The study for the artwork’s creation started in the mid-80s and surveyed world countries through official channels until the late 90s to identify dominant natural aromas retained through odor memory. The study established that there are highly associative natural scents that work as olfactory imprints and memory triggers for large numbers of people of cultures in every region of the world.


In a letter from UNESCO dated 5 September 1998, The United Nations Educational, Scientific and Cultural Organization’s Director General Federico Mayor (serving from 1987–1999), a brain biochemist and scholar, reviewed and endorsed World Sensorium as a ‘truly international experience leading to better understanding and collaboration among the nations’ contributing to ‘creating a climate of goodwill and peace.” (UNESCO Letter reference: DG/22/138).


World Sensorium premiered at New York’s Times Square 2000. As the New Year arrived, paperworks (visual vehicles containing the olfactory sculpture) cascaded down with the confetti into the resonance of two million people, evolving a metabolic collective. The same year, World Sensorium, was also featured in Washington, D.C.’s Millennium Around the World gala and the Vatican’s Millennium Jubilee in Rome, Italy. It has since been exhibited in galleries, museums and public spaces internationally.


World Sensorium’s composition is comprised of a mixture of essential oils and other botanical materials with their percentage volume each representing an individual country’s population size and the most culturally significant scent of that country. However, the volume of an ingredient does not equate to the odor impact or odor threshold. The most prevailing scents in World Sensorium by volume are: Jasmine, Sandalwood, Rose and Pine. The most prevailing scents by odor impact are Birch and Tobacco.


World Sensorium was the conceptual answer to hypothetical questions such as: Why are we all on earth together? Can we tap our natural empathy for each other for the common good? If our behavioral nature comes out of our biology that evolved with nature… is there an answer in nature? Are there principles there to help us transform our awareness that we are part of a global community, not only with other humans, but with all life?
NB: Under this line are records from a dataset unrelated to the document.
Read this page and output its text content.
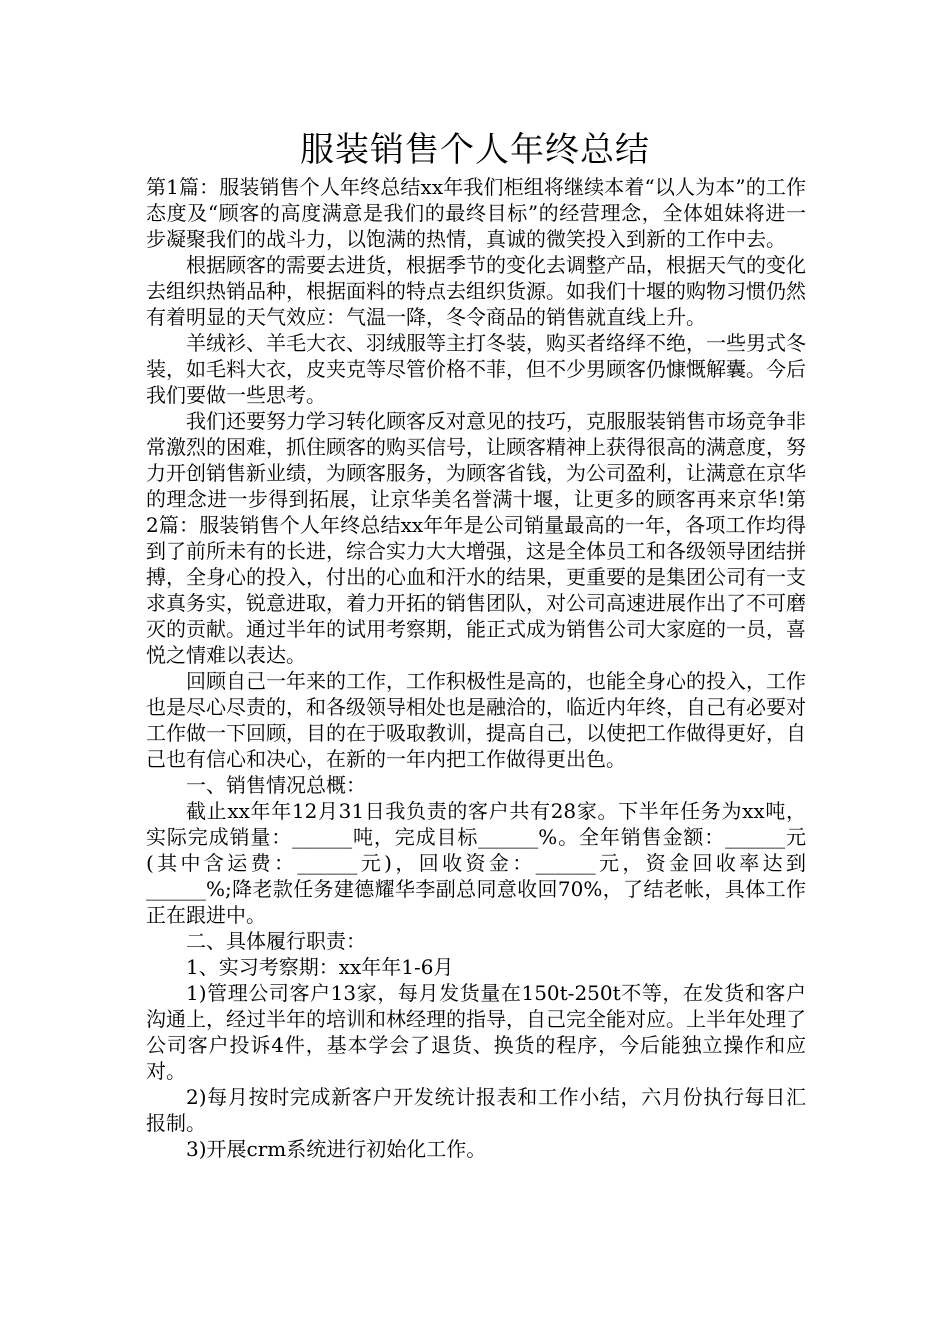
服装销售个人年终总结

第1篇：服装销售个人年终总结xx年我们柜组将继续本着“以人为本”的工作态度及“顾客的高度满意是我们的最终目标”的经营理念，全体姐妹将进一步凝聚我们的战斗力，以饱满的热情，真诚的微笑投入到新的工作中去。

根据顾客的需要去进货，根据季节的变化去调整产品，根据天气的变化去组织热销品种，根据面料的特点去组织货源。如我们十堰的购物习惯仍然有着明显的天气效应：气温一降，冬令商品的销售就直线上升。

羊绒衫、羊毛大衣、羽绒服等主打冬装，购买者络绎不绝，一些男式冬装，如毛料大衣，皮夹克等尽管价格不菲，但不少男顾客仍慷慨解囊。今后我们要做一些思考。

我们还要努力学习转化顾客反对意见的技巧，克服服装销售市场竞争非常激烈的困难，抓住顾客的购买信号，让顾客精神上获得很高的满意度，努力开创销售新业绩，为顾客服务，为顾客省钱，为公司盈利，让满意在京华的理念进一步得到拓展，让京华美名誉满十堰，让更多的顾客再来京华!第2篇：服装销售个人年终总结xx年年是公司销量最高的一年，各项工作均得到了前所未有的长进，综合实力大大增强，这是全体员工和各级领导团结拼搏，全身心的投入，付出的心血和汗水的结果，更重要的是集团公司有一支求真务实，锐意进取，着力开拓的销售团队，对公司高速进展作出了不可磨灭的贡献。通过半年的试用考察期，能正式成为销售公司大家庭的一员，喜悦之情难以表达。

回顾自己一年来的工作，工作积极性是高的，也能全身心的投入，工作也是尽心尽责的，和各级领导相处也是融洽的，临近内年终，自己有必要对工作做一下回顾，目的在于吸取教训，提高自己，以使把工作做得更好，自己也有信心和决心，在新的一年内把工作做得更出色。

一、销售情况总概：

截止xx年年12月31日我负责的客户共有28家。下半年任务为xx吨，实际完成销量：______吨，完成目标______%。全年销售金额：______元(其中含运费：______元)，回收资金：______元，资金回收率达到______%;降老款任务建德耀华李副总同意收回70%，了结老帐，具体工作正在跟进中。

二、具体履行职责：

1、实习考察期：xx年年1-6月

1)管理公司客户13家，每月发货量在150t-250t不等，在发货和客户沟通上，经过半年的培训和林经理的指导，自己完全能对应。上半年处理了公司客户投诉4件，基本学会了退货、换货的程序，今后能独立操作和应对。

2)每月按时完成新客户开发统计报表和工作小结，六月份执行每日汇报制。

3)开展crm系统进行初始化工作。
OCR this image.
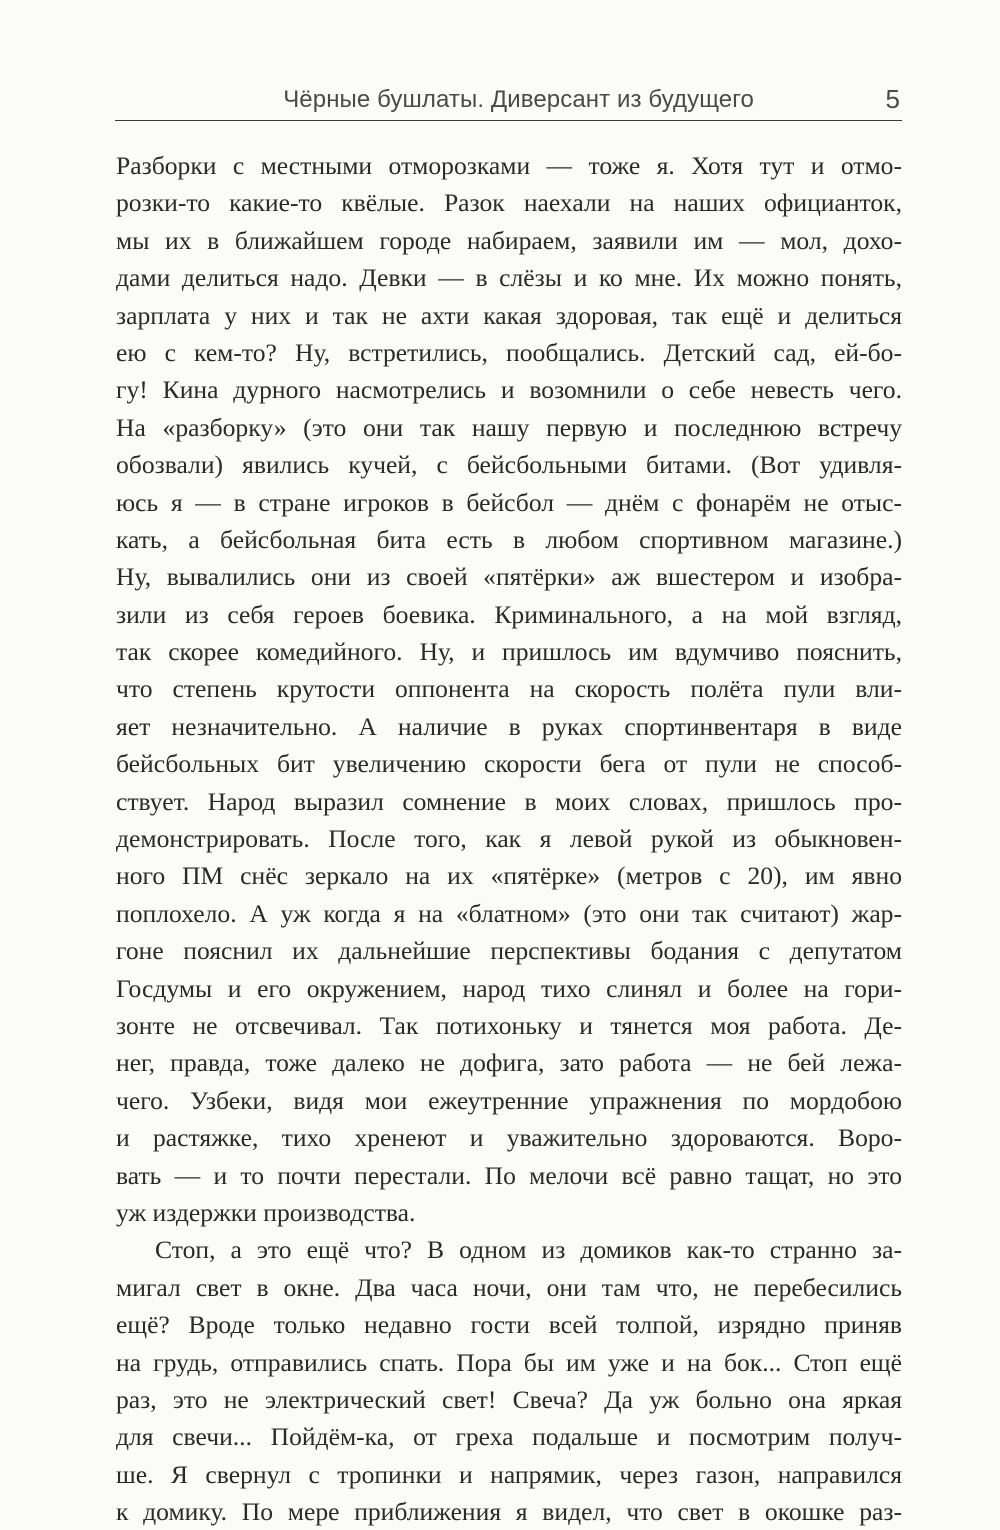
Чёрные бушлаты. Диверсант из будущего	5
Разборки с местными отморозками — тоже я. Хотя тут и отмо-
розки-то какие-то квёлые. Разок наехали на наших официанток,
мы их в ближайшем городе набираем, заявили им — мол, дохо-
дами делиться надо. Девки — в слёзы и ко мне. Их можно понять,
зарплата у них и так не ахти какая здоровая, так ещё и делиться
ею с кем-то? Ну, встретились, пообщались. Детский сад, ей-бо-
гу! Кина дурного насмотрелись и возомнили о себе невесть чего.
На «разборку» (это они так нашу первую и последнюю встречу
обозвали) явились кучей, с бейсбольными битами. (Вот удивля-
юсь я — в стране игроков в бейсбол — днём с фонарём не отыс-
кать, а бейсбольная бита есть в любом спортивном магазине.)
Ну, вывалились они из своей «пятёрки» аж вшестером и изобра-
зили из себя героев боевика. Криминального, а на мой взгляд,
так скорее комедийного. Ну, и пришлось им вдумчиво пояснить,
что степень крутости оппонента на скорость полёта пули вли-
яет незначительно. А наличие в руках спортинвентаря в виде
бейсбольных бит увеличению скорости бега от пули не способ-
ствует. Народ выразил сомнение в моих словах, пришлось про-
демонстрировать. После того, как я левой рукой из обыкновен-
ного ПМ снёс зеркало на их «пятёрке» (метров с 20), им явно
поплохело. А уж когда я на «блатном» (это они так считают) жар-
гоне пояснил их дальнейшие перспективы бодания с депутатом
Госдумы и его окружением, народ тихо слинял и более на гори-
зонте не отсвечивал. Так потихоньку и тянется моя работа. Де-
нег, правда, тоже далеко не дофига, зато работа — не бей лежа-
чего. Узбеки, видя мои ежеутренние упражнения по мордобою
и растяжке, тихо хренеют и уважительно здороваются. Воро-
вать — и то почти перестали. По мелочи всё равно тащат, но это
уж издержки производства.
Стоп, а это ещё что? В одном из домиков как-то странно за-
мигал свет в окне. Два часа ночи, они там что, не перебесились
ещё? Вроде только недавно гости всей толпой, изрядно приняв
на грудь, отправились спать. Пора бы им уже и на бок... Стоп ещё
раз, это не электрический свет! Свеча? Да уж больно она яркая
для свечи... Пойдём-ка, от греха подальше и посмотрим получ-
ше. Я свернул с тропинки и напрямик, через газон, направился
к домику. По мере приближения я видел, что свет в окошке раз-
Published as an early interdisciplinary project (art/science) in the work titled The Importance of Natural Olfactory Stimulation on the Perception of Well-being and Happiness: A Global Investigation, and was presented at the conference Linking Affect to Action: Critical Contributions of the Orbitofrontal Cortex at New York Academy of Sciences in 2008. This World Sensorium research has also been included in the book by the same name. World Sensorium is composed primarily of the essence of plants that effect mental, physical, emotional and spiritual experience. The research revealed that the flora that has risen to high cultural status did so because of their chemical constituents that contained healing properties. World Sensorium is highly medicinal.
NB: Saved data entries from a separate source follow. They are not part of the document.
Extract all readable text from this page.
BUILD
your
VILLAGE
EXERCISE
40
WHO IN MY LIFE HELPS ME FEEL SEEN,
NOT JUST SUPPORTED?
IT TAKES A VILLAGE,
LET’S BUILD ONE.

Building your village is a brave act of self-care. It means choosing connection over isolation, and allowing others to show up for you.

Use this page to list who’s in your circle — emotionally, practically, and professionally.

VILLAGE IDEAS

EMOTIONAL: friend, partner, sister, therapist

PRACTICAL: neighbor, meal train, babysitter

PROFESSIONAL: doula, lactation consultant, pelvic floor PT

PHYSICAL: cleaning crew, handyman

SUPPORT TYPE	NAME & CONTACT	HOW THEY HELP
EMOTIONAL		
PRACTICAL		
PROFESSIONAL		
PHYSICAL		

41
The creation of the concept has already initiated a unifying consciousness, with the thought that the distinctions between cultures will be blended, shared and “resolved.” Vietnam sees World Sensorium as “a reconciliatory act,” the “taking and sharing of the best of what every country has to offer.” The ethos of the project was that everyone on the planet was counted and their numbers represented.


Nature’s most powerful way to prove identity is through smell. World Sensorium, as a one-world olfactory sculpture, is a convergent approach toward increasing humanity’s understanding of itself, fostering global cooperation, dedication to the environment, and to preparing us to live a more effective future in peace.